The Woman (Translation)
Die Frau (Primary Title)

Dieter Hacker, German, born 1942 (Artist)

1982
German
oil on canvas
Overall: 73 × 96 × 4 1/2 in. (185.42 × 243.84 × 11.43 cm)
85.544
Not on view

“I am always allowing myself to be seduced into painting unbelievably beautiful paintings.” —Dieter Hacker

In the 1970s, Hacker shed his experimental, political, and conceptual approaches to art, including photography and film to take up painting. By the early 1980s, he was a central figure in Neo-Expressionism, embracing a return to an emotion-laden figurative art.

Hacker’s large, stark works project a sense of existential Cold War despair. They often show figures isolated even in a crowd, placed in desolate environments.
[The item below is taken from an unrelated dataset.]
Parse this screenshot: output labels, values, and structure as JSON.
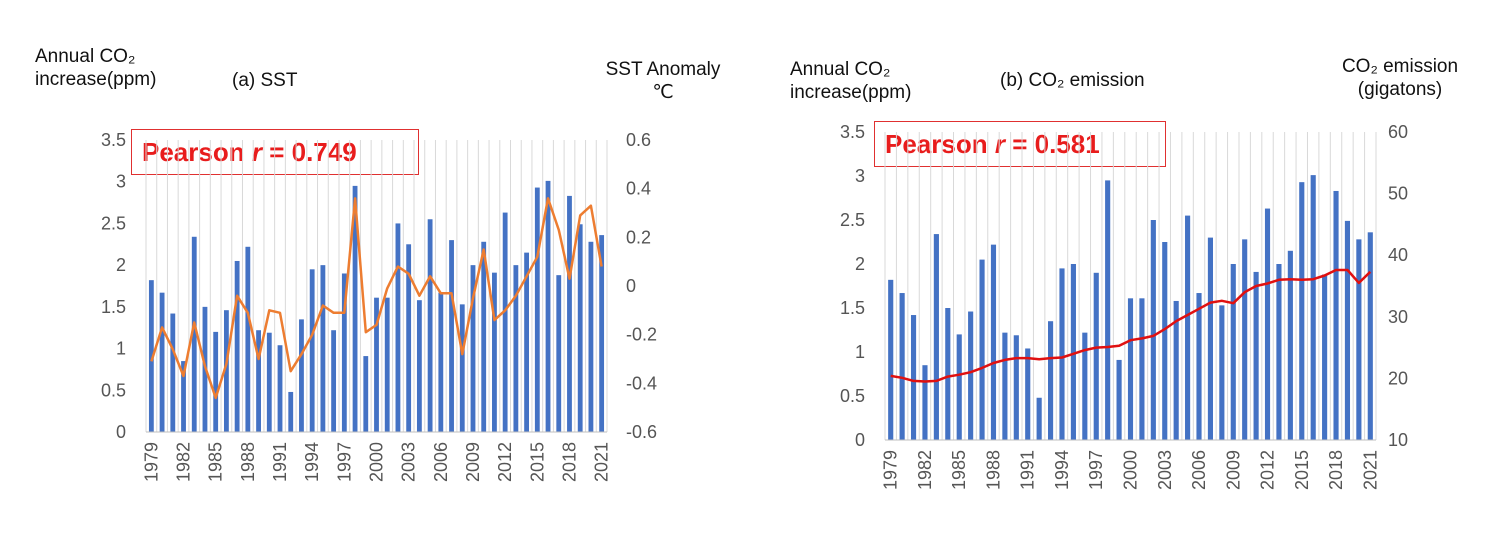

In The Woman, the protagonist looks back at the viewer from a shadowy urban setting whose sense of foreboding recalls the anxious Berlin street scenes by Ernst Ludwig Kirchner painted some fifty years earlier.

signed back top left 1982 Die Frau, Dieter Hacker
Gift of the Sydney and Frances Lewis Foundation
Dieter Hacker Paintings and Drawings, Marlborough Gallery, New York, NY, February 4 – March 3, 1984
(Marlborough Gallery, New York), by 1984; Purchased by The Sydney and Frances Lewis Foundation, Richmond, in February of 1984; [1] Gift to Virginia Museum of Fine Arts (VMFA), Richmond, Virginia in October of 1985.

[1] The Sydney and Frances Lewis Foundation purchased the work from Marlborough Gallery during the exhibition "Dieter Hacker Paintings and Drawings," on view February 4 - March 3, 1984.